Canfor is including its mill here in a wholesale bid to reduce its carbon emissions to a net-zero status by 2050.
It’s beginning by setting 2024 as a date to have its global supply chain and woodlands emissions measured and then to set reduction targets.
By 2030 it expects to reduce its carbon emissions from its pulp mills and sawmills by 42 per cent, using 2020 as a base year, on its way to its target date of 2050.
Net zero is taken to mean not adding to the volume of greenhouse gases, something achieved by reducing emissions as much as possible and then, if there any subsequent emissions, removing an additional amount.
means not adding to the amount of greenhouse gases in the atmosphere. Achieving it means reducing emissions as much as possible, as well as balancing out any that remain by removing an equivalent amount from the atmosphere.
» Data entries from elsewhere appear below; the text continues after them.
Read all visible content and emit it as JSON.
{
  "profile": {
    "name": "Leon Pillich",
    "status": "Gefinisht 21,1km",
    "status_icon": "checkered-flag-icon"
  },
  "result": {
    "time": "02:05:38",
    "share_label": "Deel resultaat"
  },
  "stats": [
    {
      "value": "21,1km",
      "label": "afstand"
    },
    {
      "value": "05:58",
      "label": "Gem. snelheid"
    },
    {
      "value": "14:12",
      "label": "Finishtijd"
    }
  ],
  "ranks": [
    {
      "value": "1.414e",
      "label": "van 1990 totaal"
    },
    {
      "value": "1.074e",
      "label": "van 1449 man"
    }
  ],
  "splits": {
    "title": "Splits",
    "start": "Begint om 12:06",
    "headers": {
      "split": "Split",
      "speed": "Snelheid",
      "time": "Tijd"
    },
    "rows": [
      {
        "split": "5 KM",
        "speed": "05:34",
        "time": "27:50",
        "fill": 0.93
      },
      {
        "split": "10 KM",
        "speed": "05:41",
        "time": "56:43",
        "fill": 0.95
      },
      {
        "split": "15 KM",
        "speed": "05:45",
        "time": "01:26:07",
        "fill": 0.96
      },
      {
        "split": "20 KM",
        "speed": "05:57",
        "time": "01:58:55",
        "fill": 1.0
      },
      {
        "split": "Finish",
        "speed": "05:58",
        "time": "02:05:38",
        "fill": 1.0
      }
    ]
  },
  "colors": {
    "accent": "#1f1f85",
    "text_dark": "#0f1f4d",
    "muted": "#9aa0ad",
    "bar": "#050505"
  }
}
“We are committed to reducing our global operating, woodlands and supply chain emissions and investing in bio-innovation to create new opportunities for our products to reduce the use of fossil-fuel intensive materials,” said Canfor president and CEO Don Kayne.
So far, the company says it’ll spend at least $250 million over the next eight years to meet that goal of reducing emissions by 42 er cent and spend the majority of that amount in western Canada.
Another Canfor official, Michelle Ward, said the company was focusing its efforts in its sawmills by”identifying electrical efficiencies and clean fuel opportunities.”
“We’re still in the process of identifying the opportunities at our Houston facility,” she said.